Si cette démarche n’est pas une solution miracle, elle peut permettre la production de logements plus abordables et offrir la possibilité à la collectivité de reprendre la main sur le prix du foncier.

Comment lancer une démarche Bimby dans sa commune ?

Selon le guide L’essentiel sur Bimby : « Pour concrétiser la démarche BIMBY, celle-ci doit être pleinement intégrée dans le PLU comme un élément à part entière du développement de la commune. A cet effet, elle doit constituer l’un des volets du programme d’aménagement et de développement durable (PADD), être développée comme une orientation d’aménagement et de programmation (OAP), transcrite dans le règlement d’une zone ou d’un secteur (selon l‘importance de la superficie qu’elle concerne, les enjeux qu’elle représente, et ses spécificités réglementaires) et justifiée dans le rapport de présentation. » Certains articles du PLU peuvent cependant être de véritables freins à BIMBY comme ceux concernant les accès à la parcelle, l’assainissement, la hauteur des constructions, etc. Les communes intéressées devront nécessairement faire évoluer leurs documents d’urbanisme.

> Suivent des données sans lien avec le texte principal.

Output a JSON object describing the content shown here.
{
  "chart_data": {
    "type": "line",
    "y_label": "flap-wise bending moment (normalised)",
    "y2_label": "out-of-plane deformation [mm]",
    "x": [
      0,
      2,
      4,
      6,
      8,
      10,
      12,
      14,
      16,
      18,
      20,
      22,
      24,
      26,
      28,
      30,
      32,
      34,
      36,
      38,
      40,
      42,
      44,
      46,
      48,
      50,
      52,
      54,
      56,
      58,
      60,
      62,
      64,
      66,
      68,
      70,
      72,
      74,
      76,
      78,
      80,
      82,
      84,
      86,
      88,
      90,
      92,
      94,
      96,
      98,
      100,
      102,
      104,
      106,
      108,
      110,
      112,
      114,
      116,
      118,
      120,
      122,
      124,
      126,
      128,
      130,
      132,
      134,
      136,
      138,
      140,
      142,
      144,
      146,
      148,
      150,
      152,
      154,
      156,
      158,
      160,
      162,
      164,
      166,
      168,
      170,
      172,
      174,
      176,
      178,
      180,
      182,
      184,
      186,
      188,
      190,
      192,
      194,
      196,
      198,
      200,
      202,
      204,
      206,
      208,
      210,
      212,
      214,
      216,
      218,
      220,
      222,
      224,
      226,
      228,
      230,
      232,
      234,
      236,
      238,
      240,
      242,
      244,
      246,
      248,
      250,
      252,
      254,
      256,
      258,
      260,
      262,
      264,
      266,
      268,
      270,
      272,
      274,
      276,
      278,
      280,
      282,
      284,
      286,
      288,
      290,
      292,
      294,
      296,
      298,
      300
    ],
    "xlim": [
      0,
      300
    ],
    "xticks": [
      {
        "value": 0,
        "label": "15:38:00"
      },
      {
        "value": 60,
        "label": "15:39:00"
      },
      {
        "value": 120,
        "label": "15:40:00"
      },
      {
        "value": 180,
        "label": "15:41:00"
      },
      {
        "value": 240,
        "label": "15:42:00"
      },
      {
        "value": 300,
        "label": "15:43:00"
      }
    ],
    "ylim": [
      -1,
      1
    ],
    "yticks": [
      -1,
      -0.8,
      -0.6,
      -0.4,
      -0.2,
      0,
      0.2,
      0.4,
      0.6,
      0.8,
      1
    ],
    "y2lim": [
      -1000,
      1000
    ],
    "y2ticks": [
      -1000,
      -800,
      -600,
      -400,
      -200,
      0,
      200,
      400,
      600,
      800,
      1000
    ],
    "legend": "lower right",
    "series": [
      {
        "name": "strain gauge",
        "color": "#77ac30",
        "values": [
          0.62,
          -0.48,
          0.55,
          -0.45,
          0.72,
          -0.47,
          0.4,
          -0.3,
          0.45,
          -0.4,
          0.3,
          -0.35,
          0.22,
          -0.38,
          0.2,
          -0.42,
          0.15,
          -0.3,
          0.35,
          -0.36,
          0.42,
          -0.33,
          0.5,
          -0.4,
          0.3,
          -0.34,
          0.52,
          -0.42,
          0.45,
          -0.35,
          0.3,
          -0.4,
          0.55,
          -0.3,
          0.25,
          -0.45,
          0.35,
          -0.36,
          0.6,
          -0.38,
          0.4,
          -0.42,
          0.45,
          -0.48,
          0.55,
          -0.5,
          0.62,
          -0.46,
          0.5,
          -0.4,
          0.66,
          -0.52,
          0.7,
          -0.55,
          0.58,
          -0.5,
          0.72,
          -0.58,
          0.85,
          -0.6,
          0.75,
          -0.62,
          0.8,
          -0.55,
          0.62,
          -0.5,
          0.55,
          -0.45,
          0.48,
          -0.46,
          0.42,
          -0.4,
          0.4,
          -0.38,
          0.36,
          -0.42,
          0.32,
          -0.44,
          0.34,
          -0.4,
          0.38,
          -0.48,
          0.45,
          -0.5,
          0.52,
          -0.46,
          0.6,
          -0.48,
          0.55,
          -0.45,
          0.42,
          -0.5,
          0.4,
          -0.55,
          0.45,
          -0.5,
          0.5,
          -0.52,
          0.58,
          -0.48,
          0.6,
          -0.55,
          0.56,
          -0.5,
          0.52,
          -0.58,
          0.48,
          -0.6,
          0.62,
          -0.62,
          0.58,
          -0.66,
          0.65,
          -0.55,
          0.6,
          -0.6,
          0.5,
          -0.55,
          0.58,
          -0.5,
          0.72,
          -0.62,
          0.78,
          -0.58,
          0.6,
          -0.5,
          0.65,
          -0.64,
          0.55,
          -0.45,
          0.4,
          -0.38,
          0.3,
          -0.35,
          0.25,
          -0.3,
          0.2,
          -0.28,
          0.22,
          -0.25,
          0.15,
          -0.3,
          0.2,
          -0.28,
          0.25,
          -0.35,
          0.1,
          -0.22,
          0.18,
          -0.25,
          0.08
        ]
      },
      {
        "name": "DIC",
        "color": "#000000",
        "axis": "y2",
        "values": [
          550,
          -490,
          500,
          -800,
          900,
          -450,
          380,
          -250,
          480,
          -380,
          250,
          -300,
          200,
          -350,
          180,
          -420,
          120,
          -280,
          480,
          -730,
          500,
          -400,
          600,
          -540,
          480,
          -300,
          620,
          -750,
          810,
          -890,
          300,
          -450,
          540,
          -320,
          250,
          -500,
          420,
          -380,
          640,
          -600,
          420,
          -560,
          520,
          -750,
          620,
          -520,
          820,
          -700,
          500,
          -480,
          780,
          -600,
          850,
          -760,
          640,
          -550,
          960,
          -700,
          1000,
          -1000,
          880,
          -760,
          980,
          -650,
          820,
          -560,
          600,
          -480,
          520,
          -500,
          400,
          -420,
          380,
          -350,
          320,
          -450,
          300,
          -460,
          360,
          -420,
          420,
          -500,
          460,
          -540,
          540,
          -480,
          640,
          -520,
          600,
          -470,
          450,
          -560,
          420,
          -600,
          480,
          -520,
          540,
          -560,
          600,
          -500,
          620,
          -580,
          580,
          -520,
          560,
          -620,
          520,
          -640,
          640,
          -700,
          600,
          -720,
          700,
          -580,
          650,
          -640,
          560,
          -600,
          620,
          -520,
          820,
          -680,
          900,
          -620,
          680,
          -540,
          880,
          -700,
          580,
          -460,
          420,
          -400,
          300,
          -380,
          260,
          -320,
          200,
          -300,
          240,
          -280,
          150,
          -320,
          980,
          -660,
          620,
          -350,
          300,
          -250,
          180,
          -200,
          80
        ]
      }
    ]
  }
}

« On priorise la densification près des axes de transports et dans les zones bien pourvues en réseaux. Nous la limitons dans les zones rurales ou à risques. ». Christine Garnier, vice-présidente chargée de l’habitat, du logement et de la politique foncière -Grenoble-Alpes métropole

@ https://chroniques-architecture.com/bimby-construire-dans-mon-jardin

Il y a certes encore du scepticisme au regard de la durée et des modalités à mettre en place pour faire aboutir le projet BIMBY. Mais force est de constater qu’il offre une dimension « sur mesure et participative » à l’urbanisme actuel.

Ce projet consiste à établir un cadre politique et incitatif dans lequel les collectivités et les habitants peuvent déterminer localement l’évolution de leur ville et de leur parcelle selon leurs propres opportunités, aspirations et besoins.

L’équipe tbmaestro accompagne les collectivités dans leur réflexion d’aménagement urbain dans le cadre de l’élaboration de leur schéma directeur immobilier. Il s’agit d’un outil complémentaire au Schéma de cohérence territoriale (SCOT) qui propose quant à lui, des actions en faveur de la gestion économe de l’espace et de la lutte contre l’artificialisation des sols et au Plan Local d’Urbanisme (PLU) qui fixe les règles générales d’utilisation du sol sur le territoire. L’objectif du schéma directeur immobilier est d’étudier toutes les opportunités d’opérations immobiliers à mettre en place au sein du bâti existant et de favoriser ainsi autant que possible le renouvellement urbain.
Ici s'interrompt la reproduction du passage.